En outre, la garde alternée ne recouvre pas les mêmes réalités selon l'éloignement géographique des domiciles des parents séparés ou les habitudes scolaires et extrascolaires de l'enfant. La qualité de la communication au sein du couple et le climat qui y règne doivent aussi être pris en compte.

Présumer que l'intérêt de l'enfant réside, par principe, dans la garde alternée risque, me semble-t-il, de rigidifier notre droit, de le rendre inadapté à une majorité de situations, voire d'aller à l'encontre de l'intérêt de l'enfant. D'autant que dans certaines situations, la garde alternée ne paraît absolument pas appropriée, comme – à l'évidence – en cas de violences conjugales et intrafamiliales.

L'appréciation souple du juge me semble constituer un atout à préserver. Pour autant, cela ne doit pas nous exonérer de nous interroger sur son application.

En effet, la garde alternée reste encore une modalité de résidence minoritaire – c'est une réalité –, malgré une tendance à la hausse, liée à la recherche accrue d'une parentalité équilibrée.

Il nous faut tenir compte non seulement des sentiments exprimés par les parents, notamment les pères, qui vivent certaines décisions comme une injustice, mais aussi du besoin de connaître les raisons qui ont motivé une décision de garde.

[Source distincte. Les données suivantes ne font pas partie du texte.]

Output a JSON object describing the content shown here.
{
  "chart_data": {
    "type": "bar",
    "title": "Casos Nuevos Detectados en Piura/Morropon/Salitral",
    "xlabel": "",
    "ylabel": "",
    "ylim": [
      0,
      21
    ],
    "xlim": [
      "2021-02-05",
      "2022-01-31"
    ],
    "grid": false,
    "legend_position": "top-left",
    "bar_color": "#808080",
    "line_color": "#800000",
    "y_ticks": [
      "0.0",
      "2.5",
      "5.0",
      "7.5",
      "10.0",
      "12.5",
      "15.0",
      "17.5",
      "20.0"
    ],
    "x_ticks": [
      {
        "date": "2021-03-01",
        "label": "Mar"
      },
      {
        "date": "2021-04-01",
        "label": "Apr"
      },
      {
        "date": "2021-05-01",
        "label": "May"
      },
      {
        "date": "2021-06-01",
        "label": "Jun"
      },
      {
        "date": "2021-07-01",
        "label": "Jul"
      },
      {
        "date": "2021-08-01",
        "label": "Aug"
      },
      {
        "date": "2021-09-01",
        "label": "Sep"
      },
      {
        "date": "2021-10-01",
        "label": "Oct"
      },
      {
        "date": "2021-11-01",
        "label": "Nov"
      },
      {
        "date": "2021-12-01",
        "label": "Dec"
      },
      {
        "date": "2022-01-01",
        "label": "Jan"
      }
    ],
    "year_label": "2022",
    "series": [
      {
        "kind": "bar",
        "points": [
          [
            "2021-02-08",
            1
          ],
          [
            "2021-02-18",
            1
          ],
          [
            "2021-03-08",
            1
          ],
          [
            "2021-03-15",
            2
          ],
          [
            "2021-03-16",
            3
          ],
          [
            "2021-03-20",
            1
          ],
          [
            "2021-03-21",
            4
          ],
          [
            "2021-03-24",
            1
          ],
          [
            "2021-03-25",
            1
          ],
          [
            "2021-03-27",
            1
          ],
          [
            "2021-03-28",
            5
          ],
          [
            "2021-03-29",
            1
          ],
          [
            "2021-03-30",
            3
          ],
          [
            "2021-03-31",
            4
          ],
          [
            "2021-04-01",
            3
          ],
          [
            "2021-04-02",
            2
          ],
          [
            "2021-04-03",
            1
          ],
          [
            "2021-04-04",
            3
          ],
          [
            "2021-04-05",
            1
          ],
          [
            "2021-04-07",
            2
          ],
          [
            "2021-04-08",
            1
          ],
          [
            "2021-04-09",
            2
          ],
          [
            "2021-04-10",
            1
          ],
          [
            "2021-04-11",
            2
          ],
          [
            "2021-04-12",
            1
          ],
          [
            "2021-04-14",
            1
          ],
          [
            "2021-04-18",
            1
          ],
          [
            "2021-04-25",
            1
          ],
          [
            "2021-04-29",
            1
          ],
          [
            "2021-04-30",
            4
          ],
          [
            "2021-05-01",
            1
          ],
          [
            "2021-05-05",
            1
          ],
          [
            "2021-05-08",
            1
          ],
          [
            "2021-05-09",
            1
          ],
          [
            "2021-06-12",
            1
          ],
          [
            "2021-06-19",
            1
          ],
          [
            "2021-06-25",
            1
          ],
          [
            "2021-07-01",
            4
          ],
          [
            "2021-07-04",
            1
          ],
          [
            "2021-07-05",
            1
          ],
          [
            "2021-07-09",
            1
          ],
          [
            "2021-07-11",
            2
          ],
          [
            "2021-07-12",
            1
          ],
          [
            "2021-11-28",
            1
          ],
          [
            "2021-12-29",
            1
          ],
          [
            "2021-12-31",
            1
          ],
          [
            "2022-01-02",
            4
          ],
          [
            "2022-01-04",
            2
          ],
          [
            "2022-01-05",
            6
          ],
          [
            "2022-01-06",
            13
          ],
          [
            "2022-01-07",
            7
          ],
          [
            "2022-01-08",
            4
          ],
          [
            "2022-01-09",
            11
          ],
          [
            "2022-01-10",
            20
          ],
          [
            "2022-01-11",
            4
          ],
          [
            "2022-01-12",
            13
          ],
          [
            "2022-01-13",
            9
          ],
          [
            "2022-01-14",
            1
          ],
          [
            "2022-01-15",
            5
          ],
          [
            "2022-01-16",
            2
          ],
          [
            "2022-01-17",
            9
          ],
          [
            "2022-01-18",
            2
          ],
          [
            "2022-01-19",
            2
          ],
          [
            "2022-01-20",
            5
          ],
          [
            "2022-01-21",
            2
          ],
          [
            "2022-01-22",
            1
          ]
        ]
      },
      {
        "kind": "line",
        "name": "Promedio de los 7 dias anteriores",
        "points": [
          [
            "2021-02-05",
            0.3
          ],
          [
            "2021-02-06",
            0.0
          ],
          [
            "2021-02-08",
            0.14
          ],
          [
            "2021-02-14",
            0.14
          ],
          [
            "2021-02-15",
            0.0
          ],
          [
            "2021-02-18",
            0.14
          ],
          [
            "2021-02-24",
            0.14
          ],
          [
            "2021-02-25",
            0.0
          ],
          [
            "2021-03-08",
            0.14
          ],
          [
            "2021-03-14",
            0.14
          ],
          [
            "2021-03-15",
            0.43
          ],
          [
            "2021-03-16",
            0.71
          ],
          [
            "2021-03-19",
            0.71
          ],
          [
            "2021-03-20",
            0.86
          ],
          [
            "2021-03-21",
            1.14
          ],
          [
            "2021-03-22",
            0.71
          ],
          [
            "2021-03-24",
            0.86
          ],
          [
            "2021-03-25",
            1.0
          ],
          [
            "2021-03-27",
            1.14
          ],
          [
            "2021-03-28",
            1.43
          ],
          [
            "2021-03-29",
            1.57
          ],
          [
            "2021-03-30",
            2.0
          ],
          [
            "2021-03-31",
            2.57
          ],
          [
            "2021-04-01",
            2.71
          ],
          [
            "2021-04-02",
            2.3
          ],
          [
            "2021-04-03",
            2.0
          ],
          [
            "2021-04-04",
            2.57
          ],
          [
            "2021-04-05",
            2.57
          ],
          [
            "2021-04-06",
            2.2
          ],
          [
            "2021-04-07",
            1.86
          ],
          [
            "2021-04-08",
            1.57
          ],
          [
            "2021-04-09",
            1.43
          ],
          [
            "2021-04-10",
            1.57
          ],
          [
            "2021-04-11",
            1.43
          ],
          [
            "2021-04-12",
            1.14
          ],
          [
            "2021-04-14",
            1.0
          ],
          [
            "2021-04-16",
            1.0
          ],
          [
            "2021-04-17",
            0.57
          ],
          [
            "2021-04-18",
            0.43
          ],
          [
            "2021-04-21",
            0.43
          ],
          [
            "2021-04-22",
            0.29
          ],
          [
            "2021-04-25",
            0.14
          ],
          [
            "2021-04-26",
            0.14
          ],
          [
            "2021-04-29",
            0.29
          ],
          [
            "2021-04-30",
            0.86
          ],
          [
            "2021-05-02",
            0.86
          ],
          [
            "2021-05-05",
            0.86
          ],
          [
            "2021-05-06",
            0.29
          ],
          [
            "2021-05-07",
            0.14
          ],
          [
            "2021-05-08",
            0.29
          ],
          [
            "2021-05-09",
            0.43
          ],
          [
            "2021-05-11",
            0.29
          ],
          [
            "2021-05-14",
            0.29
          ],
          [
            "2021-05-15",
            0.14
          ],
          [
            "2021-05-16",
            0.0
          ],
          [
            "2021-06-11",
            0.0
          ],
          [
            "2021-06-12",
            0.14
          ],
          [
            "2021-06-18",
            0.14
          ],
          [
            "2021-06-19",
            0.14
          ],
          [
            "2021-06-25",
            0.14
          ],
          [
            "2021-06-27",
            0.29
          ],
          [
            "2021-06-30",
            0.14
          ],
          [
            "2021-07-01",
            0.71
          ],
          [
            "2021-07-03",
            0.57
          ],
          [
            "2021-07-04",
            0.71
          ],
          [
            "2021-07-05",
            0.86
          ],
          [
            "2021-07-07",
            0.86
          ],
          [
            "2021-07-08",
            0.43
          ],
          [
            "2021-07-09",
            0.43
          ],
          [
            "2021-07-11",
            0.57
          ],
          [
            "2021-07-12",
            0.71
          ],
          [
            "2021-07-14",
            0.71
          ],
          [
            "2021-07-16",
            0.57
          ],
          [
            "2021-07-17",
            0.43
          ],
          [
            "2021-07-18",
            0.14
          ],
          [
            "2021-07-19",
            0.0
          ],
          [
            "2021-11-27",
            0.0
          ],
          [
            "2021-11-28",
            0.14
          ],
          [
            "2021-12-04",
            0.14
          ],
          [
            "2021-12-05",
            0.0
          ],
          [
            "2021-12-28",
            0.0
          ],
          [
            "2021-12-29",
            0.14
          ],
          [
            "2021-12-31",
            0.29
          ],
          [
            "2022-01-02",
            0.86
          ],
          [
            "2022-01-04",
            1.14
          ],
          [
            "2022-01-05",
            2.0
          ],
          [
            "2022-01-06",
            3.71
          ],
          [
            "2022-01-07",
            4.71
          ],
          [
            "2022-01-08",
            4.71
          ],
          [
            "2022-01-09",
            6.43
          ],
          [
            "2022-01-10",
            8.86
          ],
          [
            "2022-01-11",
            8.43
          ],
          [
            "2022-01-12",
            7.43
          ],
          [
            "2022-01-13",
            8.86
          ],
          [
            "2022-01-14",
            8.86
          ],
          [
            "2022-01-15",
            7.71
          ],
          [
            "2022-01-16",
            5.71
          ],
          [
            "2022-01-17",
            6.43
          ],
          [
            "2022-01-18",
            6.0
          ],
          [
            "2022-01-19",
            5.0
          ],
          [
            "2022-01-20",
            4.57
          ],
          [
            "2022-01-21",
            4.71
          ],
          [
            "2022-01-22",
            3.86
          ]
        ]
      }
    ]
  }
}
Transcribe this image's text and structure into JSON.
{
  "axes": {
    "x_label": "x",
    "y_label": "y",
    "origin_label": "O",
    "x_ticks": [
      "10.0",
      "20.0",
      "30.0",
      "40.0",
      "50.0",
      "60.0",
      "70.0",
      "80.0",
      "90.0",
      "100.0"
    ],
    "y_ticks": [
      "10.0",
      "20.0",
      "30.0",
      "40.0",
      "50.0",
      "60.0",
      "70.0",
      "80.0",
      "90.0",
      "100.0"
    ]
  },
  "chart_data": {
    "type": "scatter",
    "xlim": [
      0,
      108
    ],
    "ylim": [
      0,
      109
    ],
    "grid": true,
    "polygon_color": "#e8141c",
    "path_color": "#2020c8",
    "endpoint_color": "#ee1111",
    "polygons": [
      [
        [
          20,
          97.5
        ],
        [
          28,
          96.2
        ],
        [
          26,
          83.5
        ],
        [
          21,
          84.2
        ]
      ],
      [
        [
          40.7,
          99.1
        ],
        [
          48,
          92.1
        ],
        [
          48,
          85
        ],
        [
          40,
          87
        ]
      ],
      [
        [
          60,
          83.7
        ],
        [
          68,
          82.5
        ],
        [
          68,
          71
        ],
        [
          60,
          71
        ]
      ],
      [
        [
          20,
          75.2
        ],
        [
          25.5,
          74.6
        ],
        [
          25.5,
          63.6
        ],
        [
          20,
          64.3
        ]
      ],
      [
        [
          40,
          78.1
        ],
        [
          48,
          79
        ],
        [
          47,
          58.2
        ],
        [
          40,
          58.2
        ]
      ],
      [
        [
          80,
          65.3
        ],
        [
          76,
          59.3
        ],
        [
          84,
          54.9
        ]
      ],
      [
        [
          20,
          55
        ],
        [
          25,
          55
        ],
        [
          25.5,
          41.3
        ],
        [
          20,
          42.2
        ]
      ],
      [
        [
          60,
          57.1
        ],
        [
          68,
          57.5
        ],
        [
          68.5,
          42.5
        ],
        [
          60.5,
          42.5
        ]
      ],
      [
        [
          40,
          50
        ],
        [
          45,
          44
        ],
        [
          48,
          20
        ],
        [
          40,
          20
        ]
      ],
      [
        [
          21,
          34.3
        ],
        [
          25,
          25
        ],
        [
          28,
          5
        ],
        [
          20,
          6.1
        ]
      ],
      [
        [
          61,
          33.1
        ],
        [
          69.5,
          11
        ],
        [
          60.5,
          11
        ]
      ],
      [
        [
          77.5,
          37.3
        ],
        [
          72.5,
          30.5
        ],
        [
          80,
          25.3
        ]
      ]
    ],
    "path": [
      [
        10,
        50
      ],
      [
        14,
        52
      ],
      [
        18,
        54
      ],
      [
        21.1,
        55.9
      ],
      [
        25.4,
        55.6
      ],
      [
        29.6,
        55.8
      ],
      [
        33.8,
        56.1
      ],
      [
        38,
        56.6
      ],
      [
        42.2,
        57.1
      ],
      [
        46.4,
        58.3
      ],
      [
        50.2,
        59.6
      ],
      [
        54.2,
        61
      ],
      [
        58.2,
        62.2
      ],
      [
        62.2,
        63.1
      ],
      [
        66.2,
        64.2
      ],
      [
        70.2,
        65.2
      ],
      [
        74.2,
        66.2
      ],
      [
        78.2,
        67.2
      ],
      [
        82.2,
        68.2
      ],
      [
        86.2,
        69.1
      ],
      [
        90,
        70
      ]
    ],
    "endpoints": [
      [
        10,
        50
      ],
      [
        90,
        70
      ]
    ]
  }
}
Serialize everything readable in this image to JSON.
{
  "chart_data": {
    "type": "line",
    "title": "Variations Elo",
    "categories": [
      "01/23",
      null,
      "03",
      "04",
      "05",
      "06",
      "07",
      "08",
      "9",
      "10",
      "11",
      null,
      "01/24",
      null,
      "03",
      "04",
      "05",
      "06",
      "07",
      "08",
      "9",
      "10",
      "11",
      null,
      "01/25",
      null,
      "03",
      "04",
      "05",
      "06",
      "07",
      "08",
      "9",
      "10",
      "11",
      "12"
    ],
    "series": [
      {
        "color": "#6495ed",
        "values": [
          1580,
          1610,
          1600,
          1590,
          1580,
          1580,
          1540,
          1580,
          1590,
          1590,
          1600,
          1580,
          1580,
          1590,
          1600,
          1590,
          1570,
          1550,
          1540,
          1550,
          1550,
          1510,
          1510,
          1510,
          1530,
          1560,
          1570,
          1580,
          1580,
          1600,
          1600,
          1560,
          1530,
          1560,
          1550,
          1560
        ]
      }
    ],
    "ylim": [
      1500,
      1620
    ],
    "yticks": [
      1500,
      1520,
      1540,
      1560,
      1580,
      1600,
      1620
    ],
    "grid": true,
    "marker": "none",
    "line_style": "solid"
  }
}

Cela est d'autant plus vrai que les délais de traitement judiciaire des affaires familiales sont particulièrement longs dans notre pays. Une telle lenteur est difficilement compatible avec l'évolution d'un enfant.

Enfin, en matière de droit de la famille, il est essentiel de parvenir à l'apaisement et de ramener de la sérénité dans des temps familiaux qui n'en sont pas toujours empreints. En cela, nous devons encourager les règlements amiables des conflits.